I'm currently reading W. T. Jones A History of Western Philosophy series, and I find his comment on Berkeley might answer your question:

The trouble is that Berkeley had inherited the Cartesian and Lockian assumption that minds know bodies by means of ideas. He was quite critical about the "body" part of this assumption, for it offended his religious sensibilities. And when he saw that, in this view, bodies are unknowable, he was only too glad to drop them. But he was quite uncritical about the rest of the formula; it did not occur to him to ask himself whether the rest of the scheme might not be invalidated by the same line of argument. His position was that "of course" there are minds and "of course" each mind knows its own ideas. Hence, if there are no bodies for minds to know, reality naturally consists in minds and their ideas.
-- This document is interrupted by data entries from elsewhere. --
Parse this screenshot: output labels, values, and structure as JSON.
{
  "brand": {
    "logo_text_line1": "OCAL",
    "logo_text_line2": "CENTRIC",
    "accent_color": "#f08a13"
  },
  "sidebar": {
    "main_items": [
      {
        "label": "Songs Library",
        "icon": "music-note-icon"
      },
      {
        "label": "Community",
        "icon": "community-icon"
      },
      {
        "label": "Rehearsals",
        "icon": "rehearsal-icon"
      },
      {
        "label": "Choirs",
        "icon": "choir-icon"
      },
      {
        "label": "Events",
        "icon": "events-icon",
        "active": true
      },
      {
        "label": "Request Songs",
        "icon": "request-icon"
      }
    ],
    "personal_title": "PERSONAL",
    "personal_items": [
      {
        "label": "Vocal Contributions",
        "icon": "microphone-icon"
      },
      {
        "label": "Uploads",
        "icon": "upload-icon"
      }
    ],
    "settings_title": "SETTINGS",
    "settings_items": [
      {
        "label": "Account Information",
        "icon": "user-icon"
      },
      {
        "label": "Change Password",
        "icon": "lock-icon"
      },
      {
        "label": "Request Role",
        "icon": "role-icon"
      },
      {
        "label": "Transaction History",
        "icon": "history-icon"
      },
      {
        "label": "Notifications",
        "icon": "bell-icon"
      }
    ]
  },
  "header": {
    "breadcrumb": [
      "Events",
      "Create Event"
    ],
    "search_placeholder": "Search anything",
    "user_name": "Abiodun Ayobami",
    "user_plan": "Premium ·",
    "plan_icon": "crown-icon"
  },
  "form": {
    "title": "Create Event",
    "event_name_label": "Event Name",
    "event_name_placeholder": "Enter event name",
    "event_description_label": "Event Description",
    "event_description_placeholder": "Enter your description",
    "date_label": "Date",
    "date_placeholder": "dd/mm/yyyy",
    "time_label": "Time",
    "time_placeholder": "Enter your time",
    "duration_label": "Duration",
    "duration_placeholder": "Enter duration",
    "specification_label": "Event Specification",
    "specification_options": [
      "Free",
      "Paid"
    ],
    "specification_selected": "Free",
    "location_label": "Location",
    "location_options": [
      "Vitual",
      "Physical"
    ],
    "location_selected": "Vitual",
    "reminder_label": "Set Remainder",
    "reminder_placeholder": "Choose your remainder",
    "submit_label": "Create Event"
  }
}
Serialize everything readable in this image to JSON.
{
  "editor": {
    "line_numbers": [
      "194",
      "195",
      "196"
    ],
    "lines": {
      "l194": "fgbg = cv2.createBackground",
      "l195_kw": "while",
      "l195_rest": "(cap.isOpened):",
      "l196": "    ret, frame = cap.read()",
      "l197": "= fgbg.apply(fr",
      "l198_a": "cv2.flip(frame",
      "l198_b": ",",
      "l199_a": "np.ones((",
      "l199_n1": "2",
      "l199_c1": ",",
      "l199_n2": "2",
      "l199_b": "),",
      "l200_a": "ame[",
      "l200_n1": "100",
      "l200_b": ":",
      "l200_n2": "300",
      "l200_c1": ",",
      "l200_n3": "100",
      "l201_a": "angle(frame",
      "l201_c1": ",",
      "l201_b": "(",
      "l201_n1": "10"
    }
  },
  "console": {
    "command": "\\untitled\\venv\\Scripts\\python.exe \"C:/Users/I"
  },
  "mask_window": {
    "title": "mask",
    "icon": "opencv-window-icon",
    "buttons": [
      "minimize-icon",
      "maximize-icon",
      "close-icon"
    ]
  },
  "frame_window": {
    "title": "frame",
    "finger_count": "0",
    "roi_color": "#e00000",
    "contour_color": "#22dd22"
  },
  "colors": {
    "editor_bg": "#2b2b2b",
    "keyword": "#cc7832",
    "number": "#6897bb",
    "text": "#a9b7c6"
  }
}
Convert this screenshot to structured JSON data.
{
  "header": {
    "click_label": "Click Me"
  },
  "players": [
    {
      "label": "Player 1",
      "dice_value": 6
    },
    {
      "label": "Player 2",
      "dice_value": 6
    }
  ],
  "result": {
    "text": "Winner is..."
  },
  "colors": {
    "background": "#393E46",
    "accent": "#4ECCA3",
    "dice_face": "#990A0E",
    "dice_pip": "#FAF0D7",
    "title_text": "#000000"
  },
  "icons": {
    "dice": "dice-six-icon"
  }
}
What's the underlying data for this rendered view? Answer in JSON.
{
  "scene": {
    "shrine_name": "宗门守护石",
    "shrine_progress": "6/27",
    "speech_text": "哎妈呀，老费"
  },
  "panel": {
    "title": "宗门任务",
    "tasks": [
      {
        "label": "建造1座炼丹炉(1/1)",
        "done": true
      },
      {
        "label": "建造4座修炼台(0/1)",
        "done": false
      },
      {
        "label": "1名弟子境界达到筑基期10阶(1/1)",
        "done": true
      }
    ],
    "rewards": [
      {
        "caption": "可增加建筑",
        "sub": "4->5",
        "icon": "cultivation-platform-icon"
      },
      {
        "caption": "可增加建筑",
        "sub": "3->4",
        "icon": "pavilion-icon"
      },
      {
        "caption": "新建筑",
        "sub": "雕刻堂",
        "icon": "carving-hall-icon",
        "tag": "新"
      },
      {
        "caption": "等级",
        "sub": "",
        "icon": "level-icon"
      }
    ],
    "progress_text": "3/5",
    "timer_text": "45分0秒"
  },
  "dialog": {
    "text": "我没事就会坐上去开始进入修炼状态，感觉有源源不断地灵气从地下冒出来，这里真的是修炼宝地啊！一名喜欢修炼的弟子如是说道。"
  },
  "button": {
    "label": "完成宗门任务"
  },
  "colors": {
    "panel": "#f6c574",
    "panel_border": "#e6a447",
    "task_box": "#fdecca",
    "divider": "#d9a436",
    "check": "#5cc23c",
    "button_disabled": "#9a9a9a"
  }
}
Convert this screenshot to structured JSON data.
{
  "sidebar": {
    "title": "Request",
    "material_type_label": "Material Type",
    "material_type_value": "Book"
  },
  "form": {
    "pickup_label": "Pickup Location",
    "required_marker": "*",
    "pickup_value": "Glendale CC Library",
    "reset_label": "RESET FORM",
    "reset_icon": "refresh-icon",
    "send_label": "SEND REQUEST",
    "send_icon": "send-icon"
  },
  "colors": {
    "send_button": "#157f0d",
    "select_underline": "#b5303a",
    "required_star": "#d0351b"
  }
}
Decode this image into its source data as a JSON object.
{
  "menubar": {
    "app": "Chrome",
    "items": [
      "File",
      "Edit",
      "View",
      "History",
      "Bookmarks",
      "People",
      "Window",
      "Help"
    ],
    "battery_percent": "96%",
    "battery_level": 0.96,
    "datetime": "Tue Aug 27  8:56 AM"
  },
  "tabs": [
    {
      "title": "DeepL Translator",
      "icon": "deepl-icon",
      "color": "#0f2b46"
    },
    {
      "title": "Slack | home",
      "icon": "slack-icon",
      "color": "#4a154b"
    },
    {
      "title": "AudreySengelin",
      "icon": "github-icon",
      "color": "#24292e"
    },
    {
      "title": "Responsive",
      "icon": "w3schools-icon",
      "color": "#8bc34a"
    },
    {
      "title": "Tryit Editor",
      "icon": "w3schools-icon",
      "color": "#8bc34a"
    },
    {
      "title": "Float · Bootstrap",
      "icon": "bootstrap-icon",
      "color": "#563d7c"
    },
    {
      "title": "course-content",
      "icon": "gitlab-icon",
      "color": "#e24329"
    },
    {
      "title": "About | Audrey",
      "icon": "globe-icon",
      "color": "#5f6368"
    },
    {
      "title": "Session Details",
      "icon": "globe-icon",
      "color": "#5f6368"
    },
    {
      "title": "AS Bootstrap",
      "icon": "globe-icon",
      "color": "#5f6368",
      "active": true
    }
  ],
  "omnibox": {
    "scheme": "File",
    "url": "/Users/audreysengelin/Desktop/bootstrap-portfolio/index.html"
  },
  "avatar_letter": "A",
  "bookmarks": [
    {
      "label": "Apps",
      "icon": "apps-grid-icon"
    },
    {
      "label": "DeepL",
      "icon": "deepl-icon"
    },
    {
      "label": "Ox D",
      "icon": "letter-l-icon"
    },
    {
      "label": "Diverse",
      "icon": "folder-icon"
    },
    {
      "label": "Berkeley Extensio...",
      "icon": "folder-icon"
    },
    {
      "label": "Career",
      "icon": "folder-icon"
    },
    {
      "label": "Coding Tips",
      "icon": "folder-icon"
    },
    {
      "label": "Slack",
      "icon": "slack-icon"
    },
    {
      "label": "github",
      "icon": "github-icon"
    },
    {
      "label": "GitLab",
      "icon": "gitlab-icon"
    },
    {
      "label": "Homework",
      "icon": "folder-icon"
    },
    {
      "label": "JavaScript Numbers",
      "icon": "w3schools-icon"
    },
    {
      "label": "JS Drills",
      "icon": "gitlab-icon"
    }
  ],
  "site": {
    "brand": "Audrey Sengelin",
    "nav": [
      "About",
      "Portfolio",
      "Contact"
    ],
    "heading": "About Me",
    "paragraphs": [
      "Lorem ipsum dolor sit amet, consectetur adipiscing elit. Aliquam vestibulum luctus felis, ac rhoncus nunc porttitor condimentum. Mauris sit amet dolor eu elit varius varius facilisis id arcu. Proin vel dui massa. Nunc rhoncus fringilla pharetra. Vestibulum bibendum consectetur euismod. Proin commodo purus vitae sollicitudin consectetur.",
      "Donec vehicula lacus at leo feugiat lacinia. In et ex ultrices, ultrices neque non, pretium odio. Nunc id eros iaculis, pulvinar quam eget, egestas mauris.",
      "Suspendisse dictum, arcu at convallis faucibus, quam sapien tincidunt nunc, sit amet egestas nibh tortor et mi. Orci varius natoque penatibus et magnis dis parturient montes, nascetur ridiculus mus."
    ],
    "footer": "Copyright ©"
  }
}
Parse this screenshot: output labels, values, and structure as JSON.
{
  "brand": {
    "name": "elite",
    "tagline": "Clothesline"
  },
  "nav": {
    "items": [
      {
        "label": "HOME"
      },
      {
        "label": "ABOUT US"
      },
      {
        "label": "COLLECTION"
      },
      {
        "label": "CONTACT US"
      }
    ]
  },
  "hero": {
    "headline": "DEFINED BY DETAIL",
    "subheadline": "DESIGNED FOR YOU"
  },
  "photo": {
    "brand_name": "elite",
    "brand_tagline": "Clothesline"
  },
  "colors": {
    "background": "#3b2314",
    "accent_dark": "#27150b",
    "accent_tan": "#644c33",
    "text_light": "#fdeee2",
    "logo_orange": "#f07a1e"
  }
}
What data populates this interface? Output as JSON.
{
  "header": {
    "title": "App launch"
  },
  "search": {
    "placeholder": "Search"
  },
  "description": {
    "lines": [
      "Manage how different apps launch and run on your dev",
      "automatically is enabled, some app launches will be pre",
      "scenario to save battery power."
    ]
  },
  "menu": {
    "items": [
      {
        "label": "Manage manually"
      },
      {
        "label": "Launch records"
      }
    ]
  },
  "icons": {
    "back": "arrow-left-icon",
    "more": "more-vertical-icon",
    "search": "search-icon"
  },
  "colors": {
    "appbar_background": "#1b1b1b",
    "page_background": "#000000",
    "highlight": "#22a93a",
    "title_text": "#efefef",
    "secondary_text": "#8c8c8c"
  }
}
Dr. Samuel Johnson once undertook to refute Berkeley by kicking a stone. Although Berkeley had a perfectly good reply to this criticism as Johnson stated it, one can sympathize with the critic. What one kicks is not ideas, but stones. Why call the stone that I kick "my idea of a stone"? The truth is that "idea of" is as empty of meaning as "material substance"—a verbal complication that confuses, rather than assists, our efforts to think straight. Philonous is really not much better off than poor Hylas, who tried to defend his material substratum by arguing that if we admit properties, we must allow substances for them to inhere in. Similarly, Berkeley might say, "Nobody denies that there are minds, and what minds know is ideas." But, unfortunately, this is only a matter of definition. Of course minds know only ideas, if one defines the objects of knowledge as ideas! At times Berkeley seemed to see that calling the empirical data "ideas" was just a manner of speaking, and in more than one place he insisted that he had left the physical world just what it was before the theory was put forward.

Unfortunately, the term "idea" carried as many special connotations of its own as had the objectionable "material substance." Berkeley pointed out a very important truth in insisting that a stone is just a set of coexisting data, not a material substratum with properties. But it was misleading to add that these data were private mental states.